La grande paura con le sue 33.000 morti niente ci ha insegnato. La solidarietà si è subito liquefatta all’arrivo dell’estate nel mare dell’individualismo, dell’egoismo e del risorto consumismo. La nostra astinenza dalle merci inutili si è rifatta viva più forte che mai. Il feticismo ha celebrato il suo trionfo nelle file ad acquistare biciclette, nei supermercati, nei tablet per la didattica a distanza.
Abbiamo visto una scuola che il virus ha mandato in coma bruciando un intero anno scolastico, le richieste assurde di prestiti assicurati da garanzie governative ad imprese che risiedono all’estero per pagare meno tasse ma che si scoprono italiane solo in questi momenti e usano i lavoratori come scudi umani a protezione dei loro interessi di bottega, ponti che vengono giù come birilli mentre si incassano miliardi di euro in pedaggi, mentre milioni di persone non hanno ancora visto una lira e si ritrovano in coda alla Caritas o al monte di pietà per mangiare un pezzo di pane o per pagare bollette che nonostante tutto continuano ad arrivare in barba alle belle promesse, i 500.000 posti di lavoro abbattuti dal corona virus per il blocco di molte attività di lavoroeconomiche, i bilanci anemici dei comuni indeboliti ancora di più dal diminuito introito fiscale per la chiusura di molte imprese sui territori. In tutto questo la cosa che stupisce è lo strano silenzio da biblioteca che si respira, il grado zero di protesta delle piazze.
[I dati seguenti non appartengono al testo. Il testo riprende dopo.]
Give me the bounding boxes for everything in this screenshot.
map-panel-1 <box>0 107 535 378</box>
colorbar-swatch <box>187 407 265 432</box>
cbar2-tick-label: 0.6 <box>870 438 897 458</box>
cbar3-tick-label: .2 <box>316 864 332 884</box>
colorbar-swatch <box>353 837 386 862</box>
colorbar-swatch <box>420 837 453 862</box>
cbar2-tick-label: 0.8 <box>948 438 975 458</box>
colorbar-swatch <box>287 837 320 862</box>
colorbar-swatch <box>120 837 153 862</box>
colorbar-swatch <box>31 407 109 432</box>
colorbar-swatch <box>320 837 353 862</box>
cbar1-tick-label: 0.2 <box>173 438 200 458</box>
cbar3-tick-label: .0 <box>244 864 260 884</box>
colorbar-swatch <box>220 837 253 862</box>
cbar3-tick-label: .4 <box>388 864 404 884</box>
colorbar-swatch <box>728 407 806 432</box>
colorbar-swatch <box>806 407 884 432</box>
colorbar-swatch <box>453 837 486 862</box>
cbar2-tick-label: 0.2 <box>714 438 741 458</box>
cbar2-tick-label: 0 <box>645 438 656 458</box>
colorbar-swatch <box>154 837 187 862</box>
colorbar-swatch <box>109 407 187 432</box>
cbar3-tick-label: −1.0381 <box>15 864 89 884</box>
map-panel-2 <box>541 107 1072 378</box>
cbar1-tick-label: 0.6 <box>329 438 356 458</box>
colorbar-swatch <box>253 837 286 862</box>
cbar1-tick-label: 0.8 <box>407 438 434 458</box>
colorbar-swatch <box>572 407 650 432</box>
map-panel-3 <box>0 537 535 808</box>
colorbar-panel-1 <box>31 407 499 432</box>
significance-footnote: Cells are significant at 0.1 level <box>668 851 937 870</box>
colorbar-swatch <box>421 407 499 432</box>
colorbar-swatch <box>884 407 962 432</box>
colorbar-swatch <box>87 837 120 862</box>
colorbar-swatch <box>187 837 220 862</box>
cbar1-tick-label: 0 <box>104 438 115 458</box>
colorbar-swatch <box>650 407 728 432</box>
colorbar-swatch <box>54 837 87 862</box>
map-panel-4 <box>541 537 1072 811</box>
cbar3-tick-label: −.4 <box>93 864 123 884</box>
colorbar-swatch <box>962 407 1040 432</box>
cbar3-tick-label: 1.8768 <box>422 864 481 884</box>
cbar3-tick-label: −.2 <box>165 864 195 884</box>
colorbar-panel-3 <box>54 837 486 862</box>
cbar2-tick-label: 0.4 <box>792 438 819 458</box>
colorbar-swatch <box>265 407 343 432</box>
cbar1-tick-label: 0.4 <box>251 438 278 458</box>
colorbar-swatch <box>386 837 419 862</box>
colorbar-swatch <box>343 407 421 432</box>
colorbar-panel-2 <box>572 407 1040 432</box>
È il calmo silenzio che precede l’estate e ci spaventa e ci lascia con un velo di dubbio e di sospetto, preoccupati per quello che potrebbe accadere in autunno, se si continua a far finta di niente e a non risolvere i problemi. Prevalgono l’assurda speranza nella provvidenza, il dominio di un potere burocratico che tutto ingabbia, mentre il sistema bancario fa lo gnorri di fronte alle richieste d’aiuto di persone e imprese in serie difficoltà, lasciando terreno libero alle mafie e all’usura.
Credere che tutto ritorni come prima è un limpido sogno, un’illusione, un miraggio, ma è veramente da folli ragionare che le cose possono aggiustarsi da sole. Qui occorre muoversi subito, velocemente, collettivamente, con una prassi partecipativa dal basso che faccia da motore di avviamento per fabbricare un programma minimo di cambiamento e compatti un fronte di resistenza a sinistra in grado di occupare gli spazi dell’agire politico. Altrimenti potrebbero emergere pastori di greggi che cavalcando l’onda della crisi spingeranno il paese, con lacrime e sangue, a destra in bocca ai mercati con la nostra maxi dote di 2431 miliardi di debito pubblico e a cui si aggiungeranno i 172,7 miliardi di Recovery fund.